HELLLLOOO!!! I must apologize for my Spark Sabbatical. There were many reasons for it:
1.) Got married, got happy, got lazy
2.) Gym dates with the hubby became newlywed cuddle sessions on the couch
3.) Work has gotten busier on both jobs
4.) I was too ashamed
5.) I began a different journey: becoming one with my natural hair without weaves.
Let's begin with #1. MARRIED LIFE IS AWESOME. . . .when you marry the right person. I have been married before and it SUCKED. I like to refer to it as my Brittney Spears marriage; it was over before it started. Being married to Derrell is the best decision I have ever made. We got our wedding video back recently and we sat and watched it. It made me cry all over again just hearing our vowes. I am super excited for our future together.
2. As you can see in the above posted picture, gym dates became snuggle dates. I personally have not been to the gym almost at all since our wedding, with a few exceptions. When I am on the road for work, I workout like clockwork; there is nothing else to do! Also, I joined a bootcamp program so I go to these private classes 4-5 days a week and do one hour of high-intensity workouts. I also take the steps everywhere! Last month my hotel room was on the 9th floor. For four days I took the stairs to and from my room everytime. Man, that was a workout!
3. OMG work is crazy! My partner retired and the higher-ups will not replace him. I have had projects galore and when you add that on to having my part-time serving job, I am constantly on the go. Thankfully, I have decided after nearly 11 years serving tables, my last day will be April 14th.
4. I have been too ashamed to admit that I have gained 10 pounds from my all-time lowest weight. Hold up, I JUST ADMITTED IT!!! I did not want to be one of those chicks that are Sparking it out until their wedding and disappear just to reappear 40 lbs heavier. The weight has all went to my gut.
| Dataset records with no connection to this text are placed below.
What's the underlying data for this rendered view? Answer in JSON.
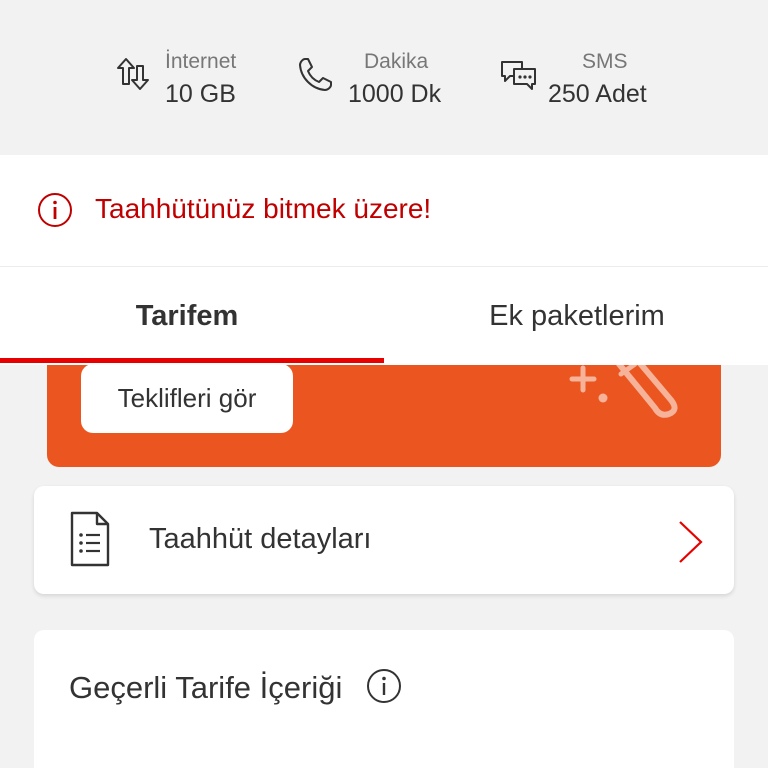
{
  "usage": {
    "internet": {
      "label": "İnternet",
      "value": "10 GB",
      "icon": "data-transfer-icon"
    },
    "minutes": {
      "label": "Dakika",
      "value": "1000 Dk",
      "icon": "phone-icon"
    },
    "sms": {
      "label": "SMS",
      "value": "250 Adet",
      "icon": "chat-bubbles-icon"
    }
  },
  "warning": {
    "text": "Taahhütünüz bitmek üzere!",
    "icon": "info-circle-icon",
    "color": "#c00000"
  },
  "tabs": [
    {
      "label": "Tarifem",
      "active": true
    },
    {
      "label": "Ek paketlerim",
      "active": false
    }
  ],
  "promo": {
    "button_label": "Teklifleri gör",
    "background": "#eb5620",
    "art_icon": "magic-wand-icon"
  },
  "details": {
    "label": "Taahhüt detayları",
    "icon": "document-list-icon",
    "chevron": "chevron-right-icon"
  },
  "tariff": {
    "title": "Geçerli Tarife İçeriği",
    "info_icon": "info-circle-icon"
  },
  "colors": {
    "accent": "#e60000",
    "orange": "#eb5620",
    "background": "#f2f2f2"
  }
}
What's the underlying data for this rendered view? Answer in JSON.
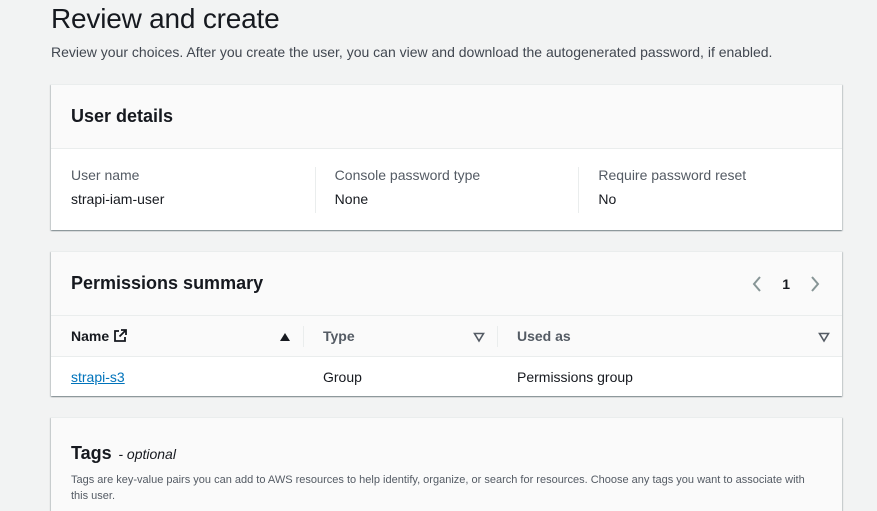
{
  "page": {
    "title": "Review and create",
    "description": "Review your choices. After you create the user, you can view and download the autogenerated password, if enabled."
  },
  "user_details": {
    "title": "User details",
    "fields": [
      {
        "label": "User name",
        "value": "strapi-iam-user"
      },
      {
        "label": "Console password type",
        "value": "None"
      },
      {
        "label": "Require password reset",
        "value": "No"
      }
    ]
  },
  "permissions": {
    "title": "Permissions summary",
    "pager": {
      "current_page": "1"
    },
    "columns": {
      "name": "Name",
      "type": "Type",
      "used_as": "Used as"
    },
    "rows": [
      {
        "name": "strapi-s3",
        "type": "Group",
        "used_as": "Permissions group"
      }
    ]
  },
  "tags": {
    "title": "Tags",
    "optional": "- optional",
    "description": "Tags are key-value pairs you can add to AWS resources to help identify, organize, or search for resources. Choose any tags you want to associate with this user."
  },
  "icons": {
    "sort_ascending": "caret-up-filled-icon",
    "sort_descending": "caret-down-outline-icon",
    "external_link": "external-link-icon",
    "pager_prev": "chevron-left-icon",
    "pager_next": "chevron-right-icon"
  }
}
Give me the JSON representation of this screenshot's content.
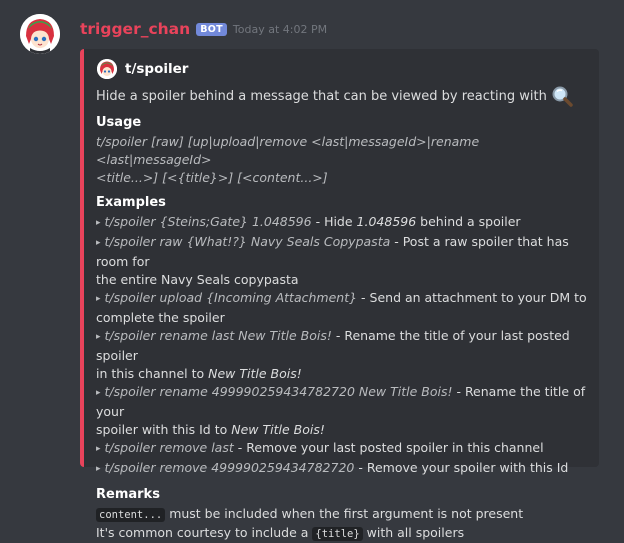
{
  "message": {
    "username": "trigger_chan",
    "bot_tag": "BOT",
    "timestamp": "Today at 4:02 PM"
  },
  "colors": {
    "accent": "#e9435b",
    "bot_tag": "#7289da",
    "background": "#36393f",
    "embed_background": "#2f3136"
  },
  "embed": {
    "author": "t/spoiler",
    "description": "Hide a spoiler behind a message that can be viewed by reacting with",
    "description_icon": "magnifying-glass-icon",
    "usage": {
      "title": "Usage",
      "line1": "t/spoiler [raw] [up|upload|remove <last|messageId>|rename <last|messageId>",
      "line2": "<title...>] [<{title}>] [<content...>]"
    },
    "examples": {
      "title": "Examples",
      "items": [
        {
          "cmd": "t/spoiler {Steins;Gate} 1.048596",
          "sep": " - ",
          "desc": "Hide ",
          "em": "1.048596",
          "desc2": " behind a spoiler"
        },
        {
          "cmd": "t/spoiler raw {What!?} Navy Seals Copypasta",
          "sep": " - ",
          "desc": "Post a raw spoiler that has room for",
          "desc_line2": "the entire Navy Seals copypasta"
        },
        {
          "cmd": "t/spoiler upload {Incoming Attachment}",
          "sep": " - ",
          "desc": "Send an attachment to your DM to",
          "desc_line2": "complete the spoiler"
        },
        {
          "cmd": "t/spoiler rename last New Title Bois!",
          "sep": " - ",
          "desc": "Rename the title of your last posted spoiler",
          "desc_line2": "in this channel to ",
          "em": "New Title Bois!"
        },
        {
          "cmd": "t/spoiler rename 499990259434782720 New Title Bois!",
          "sep": " - ",
          "desc": "Rename the title of your",
          "desc_line2": "spoiler with this Id to ",
          "em": "New Title Bois!"
        },
        {
          "cmd": "t/spoiler remove last",
          "sep": " - ",
          "desc": "Remove your last posted spoiler in this channel"
        },
        {
          "cmd": "t/spoiler remove 499990259434782720",
          "sep": " - ",
          "desc": "Remove your spoiler with this Id"
        }
      ]
    },
    "remarks": {
      "title": "Remarks",
      "line1_code": "content...",
      "line1_text": " must be included when the first argument is not present",
      "line2_text_a": "It's common courtesy to include a ",
      "line2_code": "{title}",
      "line2_text_b": " with all spoilers"
    }
  }
}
It is disgusting looking. But I am not discouraged. I have my whole life to deal with this beast and once I tame the beast, I have to keep it chained down. I am comfortable right now, but I enjoyed myself more 10 lbs ago. I am focusing on getting back THERE rather than somewhere else.
5. Some of you may understand this, most may not. I have been transitioning my previously relaxed hair (chemically straightened) to my natural hair over the past 15 months. I had been paying hundreds and hundreds of dollars (ultimately over a thousand) to wear weaves (extensions) to make me feel pretty and to make me feel accepted as I grew the chemicals out of my hair. One day, I decided I was just going to go for it. I cut the weave out and the next day I stepped out a new woman:
No one at my corporate job said anything. NOTHING. I was shocked and slightly offended. After wearing all of these long weaves for nearly two years, it is obvious I have changed. I took it as a silent disapproval. I did have some girls that had already been natural come and find me to give me encouragement and tell me how good it looked. That helped. That same night I had to wait tables and I had no clue the response I would get. I work in an upper-middle class part of town where the majority of my customers do not look like me. Well whatever response I did not get at my day job, they more than made up for at my evening job. As soon as I walked in my co-workers were saying things like, "Wow!" "I love it!" "You look so young, cute and fresh!" "I WANT THAT HAIR!!" One girl told me that if she didn't know me, she would think I was the most confident, fun-loving girl ever and she would want to know more. I was blown away. AND THE CUSTOMERS!!! In ten years I have NEVER made that type of money. One or two commented, telling me they loved my fro. But the big surprise was in the tips. One guy tipped me $53 on a $47 bill!! In 4 hours I made $168 in tips and it wasn't a crazy busy night. It was like they were unknowingly telling me that I can make this transition and everything will be okay. After that night I began experimenting a little. Here is my "Rihanna" Style.
Well I have some catching up to do. Thank you to all of you who stopped to check in on me. I pray your SPark Journeys are going well. I don't know how often I will be around, but I will definitely be here.